Among biologic agents, rituximab is an anti-CD20 monoclonal antibody that has been used in a small number of published case reports, with variable efficacy.74,75 Rituximab has recently shown a significant benefit in reducing seizure burden, as well as halting the progression of neurological deficits.76,77

Natalizumab, an antibody targeting integrin alpha-4, alters the ability of T lymphocytes to cross the blood-brain barrier and has been described in isolated case reports, showing good clinical efficacy.78

More recently, adalimumab is a fully humanized monoclonal antibody targeting TNF-α, which has arisen as a promising new therapeutic option. It was reported to reduce seizure frequency by more than 50% in 5/11 patients, 3 of whom presented stabilization of their neurological decline.79 A trial of the drug is currently underway (code: NCT04003922). Patient 3 did not present any improvement in EPC with first-line therapy and AEDs, so a second-line treatment was initiated. Adalimumab was chosen due to its promising results in terms of efficacy and safety.
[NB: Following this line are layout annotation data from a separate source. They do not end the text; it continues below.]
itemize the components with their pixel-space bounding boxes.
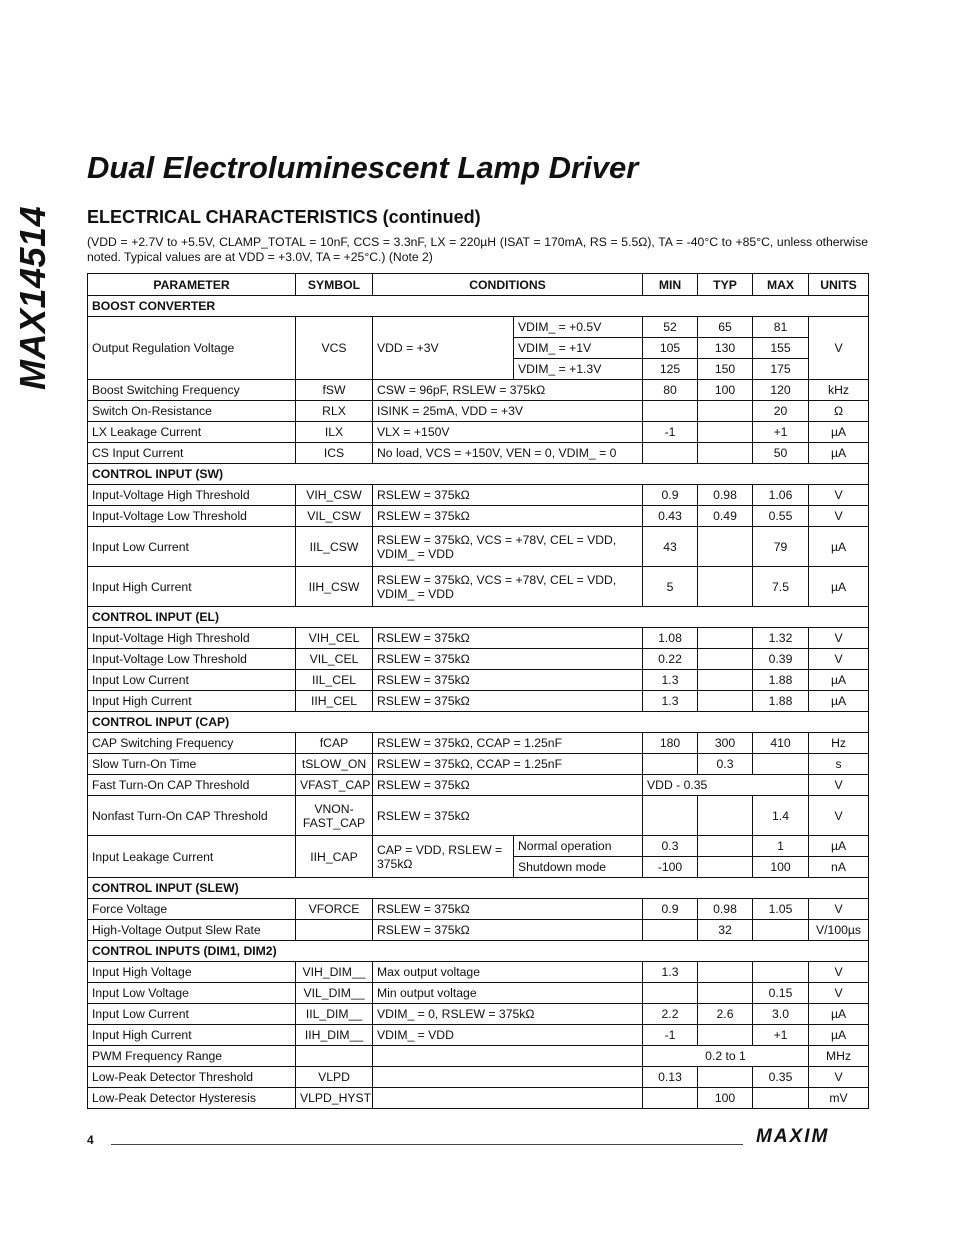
condition: RSLEW = 375kΩ (373, 775, 643, 796)
col-parameter: PARAMETER (88, 274, 296, 296)
table-row (88, 1004, 869, 1025)
symbol: VCS (296, 317, 373, 380)
min: 0.22 (643, 649, 698, 670)
param: Boost Switching Frequency (88, 380, 296, 401)
typ (698, 962, 753, 983)
value-span: VDD - 0.35 (643, 775, 809, 796)
units: V (809, 628, 869, 649)
max: 1.32 (753, 628, 809, 649)
max: 3.0 (753, 1004, 809, 1025)
condition: RSLEW = 375kΩ (373, 649, 643, 670)
symbol: VIL_DIM__ (296, 983, 373, 1004)
symbol: VFORCE (296, 899, 373, 920)
condition: ISINK = 25mA, VDD = +3V (373, 401, 643, 422)
condition: No load, VCS = +150V, VEN = 0, VDIM_ = 0 (373, 443, 643, 464)
condition: VDIM_ = 0, RSLEW = 375kΩ (373, 1004, 643, 1025)
typ (698, 836, 753, 857)
symbol: RLX (296, 401, 373, 422)
max: 79 (753, 527, 809, 567)
symbol: IIH_CEL (296, 691, 373, 712)
svg-text:MAXIM: MAXIM (756, 1126, 830, 1145)
condition: CSW = 96pF, RSLEW = 375kΩ (373, 380, 643, 401)
conditions-note: (VDD = +2.7V to +5.5V, CLAMP_TOTAL = 10nF, CCS = 3.3nF, LX = 220µH (ISAT = 170mA, RS = 5.5Ω), TA = -40°C to +85°C, unless otherwise noted. Typical values are at VDD = +3.0V, TA = +25°C.) (Note 2) (87, 235, 868, 264)
param: Low-Peak Detector Hysteresis (88, 1088, 296, 1109)
param: Slow Turn-On Time (88, 754, 296, 775)
min: 105 (643, 338, 698, 359)
units: MHz (809, 1046, 869, 1067)
max (753, 920, 809, 941)
col-symbol: SYMBOL (296, 274, 373, 296)
sub-condition: VDIM_ = +0.5V (514, 317, 643, 338)
units: V (809, 506, 869, 527)
symbol: VLPD (296, 1067, 373, 1088)
symbol: ICS (296, 443, 373, 464)
units: µA (809, 1025, 869, 1046)
typ (698, 857, 753, 878)
condition: RSLEW = 375kΩ (373, 670, 643, 691)
units: µA (809, 567, 869, 607)
min (643, 443, 698, 464)
condition: RSLEW = 375kΩ (373, 796, 643, 836)
param: Nonfast Turn-On CAP Threshold (88, 796, 296, 836)
table-row (88, 733, 869, 754)
param: CAP Switching Frequency (88, 733, 296, 754)
symbol: IIH_CSW (296, 567, 373, 607)
param: Input-Voltage High Threshold (88, 628, 296, 649)
table-row (88, 775, 869, 796)
maxim-logo (756, 1125, 866, 1145)
units: mV (809, 1088, 869, 1109)
symbol: ILX (296, 422, 373, 443)
units: µA (809, 527, 869, 567)
units: kHz (809, 380, 869, 401)
min: 1.3 (643, 691, 698, 712)
units: V/100µs (809, 920, 869, 941)
units: Hz (809, 733, 869, 754)
max: 7.5 (753, 567, 809, 607)
units: µA (809, 1004, 869, 1025)
typ (698, 443, 753, 464)
units: V (809, 962, 869, 983)
symbol (296, 1046, 373, 1067)
typ: 150 (698, 359, 753, 380)
table-row (88, 380, 869, 401)
min: 0.9 (643, 485, 698, 506)
param: LX Leakage Current (88, 422, 296, 443)
max: 0.35 (753, 1067, 809, 1088)
min: 1.08 (643, 628, 698, 649)
param: Input High Voltage (88, 962, 296, 983)
condition: RSLEW = 375kΩ, VCS = +78V, CEL = VDD, VDIM_ = VDD (373, 567, 643, 607)
section-header: CONTROL INPUT (SLEW) (88, 878, 869, 899)
condition: VLX = +150V (373, 422, 643, 443)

Anakinra is a recombinant and slightly modified-form interleukin-1 (IL-1) receptor antagonist (IL-1Ra) that blocks the inflammatory activity of both IL-1α and IL-1β.19 It has been reported in a single case as a successful treatment, with complete cessation of seizures for a period of 13 months without recurrence.80

Finally, the emergence of molecular diagnostic techniques, such as cytokine expression profile analysis, will provide us with the information to perform precision medicine with individualized and targeted therapies.